Querying Result Set Structure

SQLColumnInfo returns the column information for the result set into a array of tSQLColumnInfo structs. If you want to put the results into a grid the column information for example can be used to initialize your grid columns. Always call SQLColumnInfo after a SQLExecute or SQLExecDirect.

 

The tSQLColumnInfo struct is defined in cSQLExecutor.pkg:

Struct tSQLColumnInfo

    String  sName      // column name (returned)

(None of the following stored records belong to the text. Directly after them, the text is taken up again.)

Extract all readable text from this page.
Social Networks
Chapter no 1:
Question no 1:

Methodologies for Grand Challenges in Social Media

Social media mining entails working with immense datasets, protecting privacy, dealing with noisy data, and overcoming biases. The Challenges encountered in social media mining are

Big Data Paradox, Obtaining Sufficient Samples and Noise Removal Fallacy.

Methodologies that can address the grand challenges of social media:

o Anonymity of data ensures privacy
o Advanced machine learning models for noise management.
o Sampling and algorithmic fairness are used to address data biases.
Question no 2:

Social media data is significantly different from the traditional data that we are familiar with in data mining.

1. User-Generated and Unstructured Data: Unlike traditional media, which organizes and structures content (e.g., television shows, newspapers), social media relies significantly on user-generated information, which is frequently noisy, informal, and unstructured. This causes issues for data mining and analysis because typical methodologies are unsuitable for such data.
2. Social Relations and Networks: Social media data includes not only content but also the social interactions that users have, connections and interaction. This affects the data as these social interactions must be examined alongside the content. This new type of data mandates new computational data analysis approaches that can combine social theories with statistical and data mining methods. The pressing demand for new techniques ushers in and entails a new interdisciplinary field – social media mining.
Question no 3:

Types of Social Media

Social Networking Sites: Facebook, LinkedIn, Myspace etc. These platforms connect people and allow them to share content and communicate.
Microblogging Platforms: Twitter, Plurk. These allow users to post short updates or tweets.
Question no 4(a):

    Integer iType      // SQL data type of column

    Integer iSize      // Data size of column in table

    Integer iDigits    // Number of digits after the decimal separator

    Boolean bNullable  // Whether column is nullable

End_Struct

 

SQLColumnInfo example:

String[][] aResults

tSQLColumnInfo[] aSQLColumnsInfo

 

// Fetch results into aResults

Get SQLExecDirect of ghoSQLExecutor @SQL"SELECT

             Name,  

             City,

             Zip

             FROM Customer" to aResults

 

// Test for errors

If (not(Err)) Begin

    // Get the columns info

    Get SQLColumnInfo of ghoSQLExecutor to aSQLColumnsInfo

 

    // Process results here..

End  

This query will result in a aColumnsInfo array with 3 elements holding the information for the columns Name, City and Zip.

  

Query Tester

A Query Tester has been added to the Studio. It helps you create, test and execute SQL queries and has a Struct Generator.

Read more about the Query Tester.

 

Include_Text

Include_Text allows .SQL and other text files to be included as constants with a single line of DataFlex code.